Which virtual table will be pure virtual function located? In the base class or derived class?
For example, what does the virtual table look like in each class?
class Base {
virtual void f() =0;
virtual void g();
}
class Derived: public Base{
virtual void f();
virtual void g();
}
g++ -fdump-class-hierarchy layout.cpp produces a file layout.cpp.class. The content of layout.cpp.class will show the following:
Vtable for Base
Base::_ZTV4Base: 4u entries
0 (int (*)(...))0
8 (int (*)(...))(& _ZTI4Base)
16 __cxa_pure_virtual
24 Base::g
Class Base
size=8 align=8
base size=8 base align=8
Base (0x7ff893479af0) 0 nearly-empty
vptr=((& Base::_ZTV4Base) + 16u)
Vtable for Derived
Derived::_ZTV7Derived: 4u entries
0 (int (*)(...))0
8 (int (*)(...))(& _ZTI7Derived)
16 Derived::f
24 Derived::g
Class Derived
size=8 align=8
base size=8 base align=8
Derived (0x7ff893479d90) 0 nearly-empty
vptr=((& Derived::_ZTV7Derived) + 16u)
Base (0x7ff893479e00) 0 nearly-empty
primary-for Derived (0x7ff893479d90)
Removing the 'pureness' of f changes the fifth line to:
16 Base::f
Each class has its own vtable. The entry for f in Base will be NULL, and the entry in Derived will be a pointer to the code for the implemented method.

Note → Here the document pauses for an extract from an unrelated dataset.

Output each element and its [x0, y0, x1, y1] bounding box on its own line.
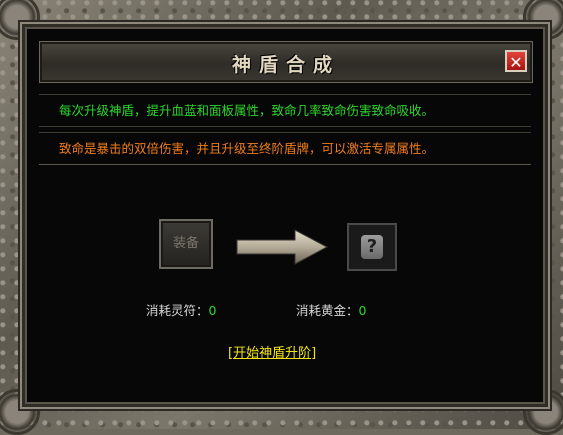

The vtable entry will be in the base class.
Why? Because you can have a base pointer type that holds a derived type object's address and still call the method on the base type's pointer variable.
Pure virtual simply tells the compiler that the derived types must provide their own implementation, and they cannot rely on the base class' implementation (if one is even specified in the base class)
In both actually. The base class vtable will have a slot for the pure virtual function pointing to something like pure_virtual_function_called() stub that would probably abort the program, while the derived class vtable will have a pointer to the actual implementation.